Je défie tout et tous !

– Pardieu ! fit Richelieu, dont le cerveau bouillait.

– Qu’on oppose des rivales à présent ! s’écria Jean
ivre de ses plans et de ses idées triomphales.

– Oh ! dit Richelieu en se frappant le front.

– Quoi donc, cher maréchal ? que vous prend-il ?

– Rien, je trouve votre idée de ligue admirable.

– N’est-ce pas ?

– Et j’entre avec les pieds et les mains dans votre opinion.

– Bravo !

– Est-ce que Taverney demeure à Trianon avec sa fille ?

– Non, il demeure à Paris.

– Elle est très belle, cette fille, cher vicomte.

– Fût-elle belle comme Cléopâtre ou comme… ma sœur, je ne la
crains plus… dès que nous sommes ligués.

– Vous dites que Taverney demeure à Paris, rue Saint-Honoré,
je crois ?

– Je n’ai pas dit rue Saint-Honoré, c’est rue Coq-Héron qu’il
demeure. Est ce que vous avez une idée, par hasard, pour châtier le Taverney ?

– Je crois que oui, vicomte, je crois que j’ai une idée.

– Vous êtes un homme incomparable ; je vous quitte et
je disparais, pour savoir un peu ce que l’on dit en ville.

– Adieu donc, vicomte… À propos, vous ne m’avez pas dit le
nouveau ministère ?

– Oh ! des oiseaux de passage : Terray, Bertin, je
ne sais plus qui… La monnaie de d’Aiguillon, enfin, du vrai ministre ajourné.

– Qui l’est peut-être indéfiniment, pensa le maréchal en envoyant
à Jean son plus gracieux sourire comme caresse d’adieu.

Jean partit. Rafté rentra. Il avait tout entendu et savait à
quoi s’en tenir ; tous ses soupçons venaient de se réaliser.Il ne dit pas
un mot à son maître, il le connaissait trop bien.

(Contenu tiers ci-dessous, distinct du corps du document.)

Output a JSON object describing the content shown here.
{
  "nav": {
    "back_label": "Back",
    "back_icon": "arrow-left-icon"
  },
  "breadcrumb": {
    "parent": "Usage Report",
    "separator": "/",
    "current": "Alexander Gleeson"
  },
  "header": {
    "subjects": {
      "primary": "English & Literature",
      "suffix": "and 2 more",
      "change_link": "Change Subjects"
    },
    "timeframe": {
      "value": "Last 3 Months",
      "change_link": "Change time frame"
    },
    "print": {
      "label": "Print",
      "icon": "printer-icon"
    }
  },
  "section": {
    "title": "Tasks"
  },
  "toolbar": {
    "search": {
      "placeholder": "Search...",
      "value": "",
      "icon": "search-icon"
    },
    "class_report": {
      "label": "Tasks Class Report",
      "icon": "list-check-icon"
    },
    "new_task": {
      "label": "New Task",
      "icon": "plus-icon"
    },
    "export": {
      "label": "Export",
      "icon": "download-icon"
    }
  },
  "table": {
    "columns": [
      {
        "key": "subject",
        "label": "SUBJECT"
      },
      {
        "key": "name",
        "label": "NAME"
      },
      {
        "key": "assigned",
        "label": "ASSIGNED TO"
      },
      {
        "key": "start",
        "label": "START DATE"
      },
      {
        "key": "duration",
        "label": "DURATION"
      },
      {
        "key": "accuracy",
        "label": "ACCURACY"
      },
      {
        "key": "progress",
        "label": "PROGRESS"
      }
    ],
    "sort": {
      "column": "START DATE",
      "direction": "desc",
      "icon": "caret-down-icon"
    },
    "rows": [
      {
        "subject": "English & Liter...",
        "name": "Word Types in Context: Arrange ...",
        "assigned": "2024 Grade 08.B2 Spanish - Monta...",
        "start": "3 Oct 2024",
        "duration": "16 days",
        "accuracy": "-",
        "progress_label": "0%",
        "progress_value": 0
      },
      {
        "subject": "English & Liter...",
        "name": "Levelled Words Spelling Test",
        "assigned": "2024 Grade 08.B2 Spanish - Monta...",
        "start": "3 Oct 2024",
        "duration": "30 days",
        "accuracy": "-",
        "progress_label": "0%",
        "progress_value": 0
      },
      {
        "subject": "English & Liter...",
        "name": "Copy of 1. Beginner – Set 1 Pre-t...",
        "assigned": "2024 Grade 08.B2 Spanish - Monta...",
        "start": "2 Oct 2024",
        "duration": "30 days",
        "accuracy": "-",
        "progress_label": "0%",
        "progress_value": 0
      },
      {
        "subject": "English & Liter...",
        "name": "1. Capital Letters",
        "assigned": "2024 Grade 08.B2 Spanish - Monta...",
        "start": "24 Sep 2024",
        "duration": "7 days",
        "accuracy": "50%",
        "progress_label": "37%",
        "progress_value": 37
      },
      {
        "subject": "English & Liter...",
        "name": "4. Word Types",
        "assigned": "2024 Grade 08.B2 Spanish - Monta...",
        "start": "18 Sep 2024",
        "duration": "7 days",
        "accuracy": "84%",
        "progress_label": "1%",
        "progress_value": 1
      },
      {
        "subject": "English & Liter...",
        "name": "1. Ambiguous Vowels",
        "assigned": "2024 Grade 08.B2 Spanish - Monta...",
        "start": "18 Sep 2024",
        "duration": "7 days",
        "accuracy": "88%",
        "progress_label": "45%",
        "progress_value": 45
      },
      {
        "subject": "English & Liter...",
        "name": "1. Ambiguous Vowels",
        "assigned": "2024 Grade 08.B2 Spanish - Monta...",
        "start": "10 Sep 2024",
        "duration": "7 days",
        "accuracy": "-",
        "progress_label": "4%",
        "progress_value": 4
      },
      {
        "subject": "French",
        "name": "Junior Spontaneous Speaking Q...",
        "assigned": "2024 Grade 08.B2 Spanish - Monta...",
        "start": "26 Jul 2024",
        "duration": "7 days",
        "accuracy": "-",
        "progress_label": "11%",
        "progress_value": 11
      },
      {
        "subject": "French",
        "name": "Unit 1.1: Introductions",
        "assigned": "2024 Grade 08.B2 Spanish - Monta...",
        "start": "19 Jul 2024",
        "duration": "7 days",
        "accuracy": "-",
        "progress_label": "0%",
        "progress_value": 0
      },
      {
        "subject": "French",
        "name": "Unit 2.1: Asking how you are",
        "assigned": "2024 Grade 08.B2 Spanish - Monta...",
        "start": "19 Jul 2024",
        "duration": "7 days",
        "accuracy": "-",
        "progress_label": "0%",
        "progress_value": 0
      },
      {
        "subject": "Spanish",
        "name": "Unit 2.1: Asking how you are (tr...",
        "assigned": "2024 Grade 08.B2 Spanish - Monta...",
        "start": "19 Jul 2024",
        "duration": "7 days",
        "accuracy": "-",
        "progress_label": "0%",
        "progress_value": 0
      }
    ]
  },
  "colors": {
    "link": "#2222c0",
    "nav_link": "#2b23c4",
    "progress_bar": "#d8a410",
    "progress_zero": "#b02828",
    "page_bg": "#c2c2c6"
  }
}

Il n’appela pas même de valet de chambre, il le déshabilla
lui-même et le conduisit à son lit dans lequel le vieux maréchal s’enfonça
aussitôt, en grelottant la fièvre, après avoir pris une pilule que son
secrétaire lui fit avaler.

Rafté ferma les rideaux et sortit. L’antichambre était
pleine de valets déjà empressés, déjà aux écoutes. Rafté prit le premier valet
de chambre par le bras :

– Soigne bien M. le maréchal, dit-il ; il souffre. Il a
eu ce matin une vive contrariété ; il a dû désobéir au roi…

– Désobéir au roi ? s’écria le valet de chambre
épouvanté.

– Oui, Sa Majesté envoyait un portefeuille à monseigneur ;
le maréchal a su que cela se faisait par l’entremise de la du Barry, et il a
refusé ! Oh ! c’est superbe, et les Parisiens lui doivent un arc de
triomphe ! Mais le choc était rude, et notre maître est malade ;
soigne-le bien !

Rafté, après ces quelques mots dont il connaissait d’avance
la portée circulative, regagna son cabinet.

Un quart d’heure après, tout Versailles connaissait la noble
conduite et le patriotisme généreux du maréchal, qui dormait d’un profond
sommeil sur la popularité que venait de lui bâtir son secrétaire.